Vecinos de San Nicolás denuncian que la estrecha calle se ha vuelto «una M-30»

Vehículos retenidos en la calle San Nicolás esta semana. / lv
Vehículos retenidos en la calle San Nicolás esta semana. / lv

Recogen firmas contra el incremento del tráfico en la arteria desde el cambio de sentido que se acometió en la paralela vía Riquelme

David Gómez
DAVID GÓMEZ

La reordenación de la circulación que se llevó a cabo este verano en el centro empieza a generar problemas entre los ciudadanos. Los vecinos de la calle San Nicolás de Murcia están que trinan porque consideran que el cambio de sentido que se produjo en la paralela vía Riquelme es la causa del incremento del tráfico diario que han detectado en el último mes en esta estrecha arteria, que se quedó como único acceso al centro desde la plaza de San Pedro. «Esto parece la M-30», se queja el residente Javier Lozano, que ha dirigido un escrito al alcalde, José Ballesta, denunciando la situación.

Aseguran que se está incumpliendo la normativa regional con la escasa anchura de las aceras

Los vecinos han iniciado una campaña de recogida de firmas porque entienden que el aumento de coches afecta a su calidad de vida. «Desde primera hora de la mañana hay un tráfico insoportable, formándose colas porque, además de los turismos, circulan los furgones de reparto. Y solo hay un semáforo al inicio de la calle. Canalizamos toda la circulación hacia el centro en una vía que, por sus características, debería ser peatonal. Estamos viendo cómo se incrementa la polución, que se hace más evidente en una calle tan estrecha. Además, se está vulnerando la normativa autonómica, ya que las aceras no tienen la anchura suficiente y no permiten la circulación de personas en sillas de ruedas o una acción tan cotidiana como transportar el carrito de la compra», explica Lozano, quien se va a dirigir al Consejo de la Transparencia para solicitar los informes técnicos que llevaron al Ayuntamiento a realizar la modificación de tráfico.

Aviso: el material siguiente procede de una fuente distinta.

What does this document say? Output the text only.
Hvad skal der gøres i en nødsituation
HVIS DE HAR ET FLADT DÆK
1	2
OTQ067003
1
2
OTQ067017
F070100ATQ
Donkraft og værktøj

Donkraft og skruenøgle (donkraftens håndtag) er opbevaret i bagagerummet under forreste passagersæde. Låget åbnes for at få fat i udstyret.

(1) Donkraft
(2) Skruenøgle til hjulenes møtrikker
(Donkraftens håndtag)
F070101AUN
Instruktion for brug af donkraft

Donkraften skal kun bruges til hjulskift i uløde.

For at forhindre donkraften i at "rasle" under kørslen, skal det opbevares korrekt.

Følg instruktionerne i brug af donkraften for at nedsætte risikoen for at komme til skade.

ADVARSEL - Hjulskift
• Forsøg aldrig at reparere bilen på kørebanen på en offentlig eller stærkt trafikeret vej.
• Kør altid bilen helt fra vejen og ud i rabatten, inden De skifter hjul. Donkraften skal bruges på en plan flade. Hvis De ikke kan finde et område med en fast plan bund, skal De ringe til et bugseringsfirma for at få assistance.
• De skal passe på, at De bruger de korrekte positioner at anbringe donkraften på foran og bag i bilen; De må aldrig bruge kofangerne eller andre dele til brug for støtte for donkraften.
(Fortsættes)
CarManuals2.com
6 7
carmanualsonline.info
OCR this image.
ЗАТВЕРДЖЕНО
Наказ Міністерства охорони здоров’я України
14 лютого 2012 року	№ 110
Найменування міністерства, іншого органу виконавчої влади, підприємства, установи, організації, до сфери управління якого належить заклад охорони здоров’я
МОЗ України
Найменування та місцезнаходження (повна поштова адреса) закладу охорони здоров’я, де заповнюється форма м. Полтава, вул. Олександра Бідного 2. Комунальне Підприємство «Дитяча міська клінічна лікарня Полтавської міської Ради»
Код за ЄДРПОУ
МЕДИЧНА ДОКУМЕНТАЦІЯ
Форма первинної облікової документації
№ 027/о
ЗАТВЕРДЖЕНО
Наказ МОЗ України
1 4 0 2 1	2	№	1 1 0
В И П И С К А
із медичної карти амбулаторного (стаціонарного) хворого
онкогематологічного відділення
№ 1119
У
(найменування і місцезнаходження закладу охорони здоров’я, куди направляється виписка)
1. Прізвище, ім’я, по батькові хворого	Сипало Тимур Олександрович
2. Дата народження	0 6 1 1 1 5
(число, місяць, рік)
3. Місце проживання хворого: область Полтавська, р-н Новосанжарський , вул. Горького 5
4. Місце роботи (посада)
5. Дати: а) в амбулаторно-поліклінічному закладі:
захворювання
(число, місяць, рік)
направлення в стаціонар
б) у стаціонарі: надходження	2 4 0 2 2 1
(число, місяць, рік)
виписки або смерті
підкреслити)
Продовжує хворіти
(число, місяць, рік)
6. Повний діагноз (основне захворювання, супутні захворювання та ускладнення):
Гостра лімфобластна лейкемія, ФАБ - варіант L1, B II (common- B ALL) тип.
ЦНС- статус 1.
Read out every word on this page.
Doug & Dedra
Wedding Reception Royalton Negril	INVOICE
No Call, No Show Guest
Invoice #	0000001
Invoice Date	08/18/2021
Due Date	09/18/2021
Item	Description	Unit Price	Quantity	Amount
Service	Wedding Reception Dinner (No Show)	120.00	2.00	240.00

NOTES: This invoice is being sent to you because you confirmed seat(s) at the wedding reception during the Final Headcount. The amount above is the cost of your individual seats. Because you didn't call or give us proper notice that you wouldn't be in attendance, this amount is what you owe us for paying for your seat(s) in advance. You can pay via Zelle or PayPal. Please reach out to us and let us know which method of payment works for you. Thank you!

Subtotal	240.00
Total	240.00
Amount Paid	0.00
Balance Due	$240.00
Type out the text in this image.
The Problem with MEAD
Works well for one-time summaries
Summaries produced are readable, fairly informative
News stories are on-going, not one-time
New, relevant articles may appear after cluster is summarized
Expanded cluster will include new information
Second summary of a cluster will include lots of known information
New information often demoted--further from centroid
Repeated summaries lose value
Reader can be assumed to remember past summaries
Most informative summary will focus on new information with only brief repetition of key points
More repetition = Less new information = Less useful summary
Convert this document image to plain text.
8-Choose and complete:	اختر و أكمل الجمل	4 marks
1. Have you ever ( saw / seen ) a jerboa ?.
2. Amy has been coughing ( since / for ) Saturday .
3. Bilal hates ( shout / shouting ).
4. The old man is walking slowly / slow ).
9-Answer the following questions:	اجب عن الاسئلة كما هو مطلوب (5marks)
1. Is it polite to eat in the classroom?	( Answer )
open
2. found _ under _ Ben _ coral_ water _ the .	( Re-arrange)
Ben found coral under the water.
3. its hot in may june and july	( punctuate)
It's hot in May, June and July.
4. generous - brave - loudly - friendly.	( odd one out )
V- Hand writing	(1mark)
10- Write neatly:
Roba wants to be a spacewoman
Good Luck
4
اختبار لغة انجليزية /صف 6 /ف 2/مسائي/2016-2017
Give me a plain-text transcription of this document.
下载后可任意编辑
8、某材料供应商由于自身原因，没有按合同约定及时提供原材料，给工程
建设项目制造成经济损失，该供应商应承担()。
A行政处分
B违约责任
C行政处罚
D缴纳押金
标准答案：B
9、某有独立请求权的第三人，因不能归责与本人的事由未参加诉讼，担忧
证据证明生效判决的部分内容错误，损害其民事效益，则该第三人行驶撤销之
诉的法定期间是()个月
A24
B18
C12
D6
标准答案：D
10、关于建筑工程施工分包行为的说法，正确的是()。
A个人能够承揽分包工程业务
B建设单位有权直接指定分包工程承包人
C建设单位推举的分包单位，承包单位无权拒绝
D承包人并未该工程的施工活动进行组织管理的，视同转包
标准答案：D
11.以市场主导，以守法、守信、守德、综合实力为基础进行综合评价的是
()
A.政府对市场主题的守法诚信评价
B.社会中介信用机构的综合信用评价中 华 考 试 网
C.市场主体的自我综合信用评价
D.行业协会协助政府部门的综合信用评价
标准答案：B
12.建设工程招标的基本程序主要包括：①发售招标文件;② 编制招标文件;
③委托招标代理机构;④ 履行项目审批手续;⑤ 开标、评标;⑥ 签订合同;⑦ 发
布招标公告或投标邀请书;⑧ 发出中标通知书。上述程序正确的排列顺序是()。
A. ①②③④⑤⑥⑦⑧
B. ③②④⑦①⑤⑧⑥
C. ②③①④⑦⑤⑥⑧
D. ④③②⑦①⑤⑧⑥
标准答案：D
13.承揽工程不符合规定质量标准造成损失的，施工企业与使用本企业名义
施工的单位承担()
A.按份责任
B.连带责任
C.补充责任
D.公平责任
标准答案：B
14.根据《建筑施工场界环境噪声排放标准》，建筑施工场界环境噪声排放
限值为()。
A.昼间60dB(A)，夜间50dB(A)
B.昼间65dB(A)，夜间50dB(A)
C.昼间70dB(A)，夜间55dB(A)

De la recogida de firmas se está encargando Carlos Carrasco, otro vecino de San Nicolás, quien recuerda que esta arteria fue la Gran Vía en el siglo XVIII «y ahora se ha convertido en una vía rápida». «Lo que más me asusta de todo esto no es la contaminación, los ruidos o la inseguridad. Es que haya técnicos que permitan todo esto», lamenta. Señala Carrasco que por la calle caminan cada día turistas con mapas en la mano y que la misma se va a incorporar al itinerario cultural que se establecerá por el recorrido de la muralla árabe. «Los que vengan por aquí se jugarán la vida, porque hay tan poca distancia entre la acera y la calzada que, un día, un vehículo de reparto le va a dar a alguien en la cabeza con el retrovisor», advierte.

«Se está hablando con ellos»

El concejal de Urbanismo, Antonio Navarro, justifica que se hizo un estudio de tráfico que aconsejaba acometer la reordenación del tráfico en la zona aunque, no obstante, asegura que los ingenieros de Urbamusa están en contacto con los vecinos para dar respuesta a la problemática, tanto en el volumen de tráfico como en la anchura de las aceras. Comparte el edil la idea de que, en un futuro, todo el centro histórico quede peatonalizado.